"I'll give you one, Dick. You'll be doing me a kindness to take it and keep it, old chap, for I am a regular duffer with edged tools."
He found the knife and spent ten minutes in forcing it upon the trapper as a gift. At last Dick accepted it.
"But I tell you right now, Mr. Rayton," he said, "I'll git mad if you try givin' me a horse, or a cow, or your farm. You've already give me something of pretty near everything you own. It ain't right."
Rayton laughed. Then his face became suddenly very grave.
"See here, Dick, I've something serious to say to you," he said. "Something I've been worrying over for the last day or two. You've always been honest with me—the soul of honesty—so I must be honest with you."
"What have I bin doin'?" asked the trapper uneasily.
"You?

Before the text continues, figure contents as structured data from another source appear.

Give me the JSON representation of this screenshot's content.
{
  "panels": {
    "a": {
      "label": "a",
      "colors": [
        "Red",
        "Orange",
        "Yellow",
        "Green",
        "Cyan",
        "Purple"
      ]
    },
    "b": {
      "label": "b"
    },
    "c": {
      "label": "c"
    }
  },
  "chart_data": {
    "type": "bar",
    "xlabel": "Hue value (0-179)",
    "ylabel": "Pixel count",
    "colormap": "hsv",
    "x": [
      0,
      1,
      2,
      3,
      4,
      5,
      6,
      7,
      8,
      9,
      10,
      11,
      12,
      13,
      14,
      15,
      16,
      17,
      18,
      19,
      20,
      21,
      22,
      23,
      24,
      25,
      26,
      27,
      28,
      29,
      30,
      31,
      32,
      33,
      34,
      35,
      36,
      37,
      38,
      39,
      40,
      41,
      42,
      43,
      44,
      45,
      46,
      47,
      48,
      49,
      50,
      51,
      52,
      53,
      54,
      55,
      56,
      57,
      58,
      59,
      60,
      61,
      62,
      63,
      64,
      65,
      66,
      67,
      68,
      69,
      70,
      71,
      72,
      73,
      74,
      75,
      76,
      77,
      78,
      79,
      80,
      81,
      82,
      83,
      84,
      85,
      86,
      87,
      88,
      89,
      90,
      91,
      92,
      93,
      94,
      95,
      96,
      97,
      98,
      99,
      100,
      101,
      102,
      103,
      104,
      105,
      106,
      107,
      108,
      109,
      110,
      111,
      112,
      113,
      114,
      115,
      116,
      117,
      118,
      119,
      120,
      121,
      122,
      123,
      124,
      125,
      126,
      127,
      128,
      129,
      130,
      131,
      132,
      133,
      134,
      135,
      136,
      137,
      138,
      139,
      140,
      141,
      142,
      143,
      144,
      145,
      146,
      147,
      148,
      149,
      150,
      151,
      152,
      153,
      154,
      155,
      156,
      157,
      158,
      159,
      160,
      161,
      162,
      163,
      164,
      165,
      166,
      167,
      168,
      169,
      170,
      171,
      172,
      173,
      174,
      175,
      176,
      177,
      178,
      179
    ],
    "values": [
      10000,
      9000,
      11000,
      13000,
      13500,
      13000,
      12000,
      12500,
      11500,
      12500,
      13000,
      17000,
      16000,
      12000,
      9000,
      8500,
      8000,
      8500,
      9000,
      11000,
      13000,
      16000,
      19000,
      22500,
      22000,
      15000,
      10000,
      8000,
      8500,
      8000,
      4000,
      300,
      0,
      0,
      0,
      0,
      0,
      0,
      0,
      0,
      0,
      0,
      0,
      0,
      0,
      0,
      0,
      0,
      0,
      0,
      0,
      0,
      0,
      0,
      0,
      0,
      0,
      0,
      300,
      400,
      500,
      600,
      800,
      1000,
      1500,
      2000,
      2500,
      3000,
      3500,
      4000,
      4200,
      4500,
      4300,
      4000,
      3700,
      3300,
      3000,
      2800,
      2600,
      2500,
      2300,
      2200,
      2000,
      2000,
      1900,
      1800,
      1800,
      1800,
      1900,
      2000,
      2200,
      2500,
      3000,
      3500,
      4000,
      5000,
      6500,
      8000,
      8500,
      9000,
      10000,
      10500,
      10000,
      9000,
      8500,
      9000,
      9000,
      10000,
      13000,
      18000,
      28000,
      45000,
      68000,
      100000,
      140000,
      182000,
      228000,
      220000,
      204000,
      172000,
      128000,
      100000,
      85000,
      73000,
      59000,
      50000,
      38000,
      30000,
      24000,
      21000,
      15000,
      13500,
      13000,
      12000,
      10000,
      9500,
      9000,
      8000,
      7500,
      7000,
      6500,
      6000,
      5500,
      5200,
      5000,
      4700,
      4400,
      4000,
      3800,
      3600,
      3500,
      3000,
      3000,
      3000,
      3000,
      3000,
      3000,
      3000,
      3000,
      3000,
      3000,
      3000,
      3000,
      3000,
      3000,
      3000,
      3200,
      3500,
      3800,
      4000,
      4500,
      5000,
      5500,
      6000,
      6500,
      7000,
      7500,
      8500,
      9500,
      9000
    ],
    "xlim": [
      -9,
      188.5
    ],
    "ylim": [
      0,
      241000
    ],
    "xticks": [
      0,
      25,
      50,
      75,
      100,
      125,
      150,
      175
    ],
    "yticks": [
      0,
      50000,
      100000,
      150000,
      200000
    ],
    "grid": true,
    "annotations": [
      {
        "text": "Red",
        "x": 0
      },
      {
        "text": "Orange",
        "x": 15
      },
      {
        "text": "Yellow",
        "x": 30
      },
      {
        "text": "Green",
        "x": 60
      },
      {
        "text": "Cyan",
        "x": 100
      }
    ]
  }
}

Oh, you haven't done anything that you shouldn't, old man. I am thinking of myself. You told me, a little while ago, that you were—ah—very fond of Miss Harley. But you told me in such a way, old man, as to lead me to think that—that you didn't believe yourself to have—much chance—in the quarter."
"That's right, Mr. Rayton," replied the trapper frankly. "I knew there wasn't any chance for me, and I know it still. I said that you was the kind of man she'd ought to marry, some day. I'm a good trapper, and I try to be an honest friend to them as act friendly to me; but I'm just a tough, ignorant bushwhacker. She ain't my kind—nor David Marsh's kind—and neither is Jim. She's more like you and Mr. Banks."
Rayton blushed deeply.
"My dear chap, you must not talk like that," he said. "You live in the bush, of course, but so do I, and so do all of us. But—but what I want to say, Dick, is this: I am—I am in love with Miss Harley!"